Os motivos são, sobretudo, econômicos. O preço do petróleo bate recordes sucessivos, os recursos hidrelétricos são finitos e as fontes alternativas não passam disso – alternativas. A opção nuclear, por outro lado, revela-se “dominada” pelo homem. Afinal, além de Chernobyl, a história registra apenas um outro acidente em usinas atômicas: o de Tree Milles Island, nos EUA, cujos impactos foram bem inferiores aos do acidente na Ucrânia. Enfim, o bicho já não parece tão feio como em 1986. A experiência de alguns países também ajudou nesse processo. A França extrai das usinas nucleares mais da metade da energia consumida em seu território e nunca reportou incidentes em suas instalações. Anos atrás, a Alemanha declarou uma espécie de moratória atômica, cessando investimentos nesse campo. Hoje, o país já discute uma possível reversão nessa decisão. E, pasmem, com apoio até de alguns grupos ambientalistas, que vêem nessa opção um mal menor em relação à destruição da camada de ozônio provocada pela emissão contínua de gases.
No Brasil, o debate praticamente inexiste – e, quando se manifesta, revela-se pobre e limitado. Há razões para isso. O programa nuclear brasileiro carrega as pechas de autoritário, ultrapassado e caro. Foi concebido, há mais de 30 anos, durante o período mais fechado do regime militar. Sua implantação sofreu atrasos, o que multiplicou os valores diversas vezes. Desde então, não se desenhou um novo plano. As discussões em torno do uso da energia atômica limitam-se à retomada ou não das obras de Angra 3, cuja construção estava prevista no programa nuclear. E há nesse caso um forte motivo para colocá-la em funcionamento: só a manutenção dos equipamentos já adquiridos e armazenados custam US$ 200 milhões por ano ao País. “Não se pode projetar o futuro da energia nuclear no País com a visão do passado”, alerta Adriano Pires, do Centro de Brasileiro de Estudos de Infra-estrutura.
Há outros mitos que prejudicam esse debate. Um deles diz respeito ao potencial hídrico. A visão de rios abundantes cortando o território brasileiro não impediu o apagão ocorrido em 2001. “Mais de 90% de nossa matriz é hídrica.
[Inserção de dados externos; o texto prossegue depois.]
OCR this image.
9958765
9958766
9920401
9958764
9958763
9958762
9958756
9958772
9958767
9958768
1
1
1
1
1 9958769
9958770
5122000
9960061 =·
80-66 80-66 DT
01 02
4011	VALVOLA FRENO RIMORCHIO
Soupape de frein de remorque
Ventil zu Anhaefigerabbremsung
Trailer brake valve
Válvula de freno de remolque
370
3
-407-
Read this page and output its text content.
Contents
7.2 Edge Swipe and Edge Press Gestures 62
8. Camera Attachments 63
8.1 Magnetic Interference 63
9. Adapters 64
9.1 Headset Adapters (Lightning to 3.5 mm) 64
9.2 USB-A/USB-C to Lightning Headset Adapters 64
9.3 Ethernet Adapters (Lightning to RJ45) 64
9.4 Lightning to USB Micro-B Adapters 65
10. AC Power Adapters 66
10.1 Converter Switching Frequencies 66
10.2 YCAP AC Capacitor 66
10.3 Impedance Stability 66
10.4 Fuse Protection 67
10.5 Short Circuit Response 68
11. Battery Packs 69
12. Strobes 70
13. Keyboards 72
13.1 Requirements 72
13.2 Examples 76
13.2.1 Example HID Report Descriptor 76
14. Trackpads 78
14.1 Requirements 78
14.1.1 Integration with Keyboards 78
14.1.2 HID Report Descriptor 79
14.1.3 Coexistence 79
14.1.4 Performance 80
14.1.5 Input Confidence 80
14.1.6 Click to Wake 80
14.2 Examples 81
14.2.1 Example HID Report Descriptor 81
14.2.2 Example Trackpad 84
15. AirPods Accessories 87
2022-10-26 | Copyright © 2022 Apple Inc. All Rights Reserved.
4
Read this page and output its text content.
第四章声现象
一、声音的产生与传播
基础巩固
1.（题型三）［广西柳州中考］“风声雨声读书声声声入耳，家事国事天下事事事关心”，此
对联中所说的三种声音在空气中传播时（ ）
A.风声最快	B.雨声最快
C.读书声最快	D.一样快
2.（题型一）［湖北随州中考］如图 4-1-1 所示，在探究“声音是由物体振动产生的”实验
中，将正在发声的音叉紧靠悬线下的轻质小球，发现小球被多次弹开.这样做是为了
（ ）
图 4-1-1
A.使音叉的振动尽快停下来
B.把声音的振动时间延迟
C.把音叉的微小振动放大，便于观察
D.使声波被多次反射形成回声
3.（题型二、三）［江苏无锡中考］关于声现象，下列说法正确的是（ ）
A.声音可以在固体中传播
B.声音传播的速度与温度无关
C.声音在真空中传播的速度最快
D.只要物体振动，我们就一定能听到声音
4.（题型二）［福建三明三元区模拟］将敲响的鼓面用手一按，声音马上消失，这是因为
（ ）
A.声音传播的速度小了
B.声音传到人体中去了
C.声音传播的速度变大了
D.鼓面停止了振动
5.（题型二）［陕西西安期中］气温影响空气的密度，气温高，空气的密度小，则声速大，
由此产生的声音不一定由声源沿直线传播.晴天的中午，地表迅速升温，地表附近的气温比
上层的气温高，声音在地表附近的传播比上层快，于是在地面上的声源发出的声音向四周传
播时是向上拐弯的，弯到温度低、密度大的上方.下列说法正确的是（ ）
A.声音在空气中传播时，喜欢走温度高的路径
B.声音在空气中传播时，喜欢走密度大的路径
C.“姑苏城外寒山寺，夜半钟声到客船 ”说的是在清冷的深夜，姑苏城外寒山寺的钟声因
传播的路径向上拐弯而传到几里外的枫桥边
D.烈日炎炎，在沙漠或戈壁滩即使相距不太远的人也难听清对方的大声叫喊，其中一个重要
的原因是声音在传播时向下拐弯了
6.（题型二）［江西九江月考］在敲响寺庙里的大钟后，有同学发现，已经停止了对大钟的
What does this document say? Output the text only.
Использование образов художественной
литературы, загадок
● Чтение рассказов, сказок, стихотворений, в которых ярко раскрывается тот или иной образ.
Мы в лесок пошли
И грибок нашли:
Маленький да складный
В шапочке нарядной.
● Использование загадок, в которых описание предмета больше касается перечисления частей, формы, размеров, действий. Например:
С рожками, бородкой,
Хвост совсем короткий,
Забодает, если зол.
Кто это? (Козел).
Há um consenso no mundo de que é necessário diversificar as fontes de geração de energia”, diz Pires. No Brasil, a energia nuclear responde por menos de 1% do total. É um percentual baixo comparado ao de outros países, onde a participação é de 15% a 20%. O aumento dessa fatia é um dos aspectos nessa discussão. Mas é necessário definir também o papel que cabe a ela na matriz energética do País. O início desse debate não pode demorar. Ele já foi colocado na ordem do dia pelo próprio governo. No Plano Decenal um terço da energia nova a ser gerada nos próximos anos está vinculada a três grandes projetos. Sem eles, o fantasma do apagão continuará habitando o pesadelo dos brasileiros. Dois deles são as hidrelétricas Belmonte e Rio Madeira. A terceira é Angra 3. As duas primeiras, ainda em fase de detalhamento, possuem um custo elevadíssimo nos itens transmissão e meio ambiente. Angra 3 é a mais viável nesse momento. Ou seja, novos investimentos em energia atômica são inevitáveis. O que é preferível? Ignorar o assunto ou planejá-lo e adequá-lo às necessidades do País?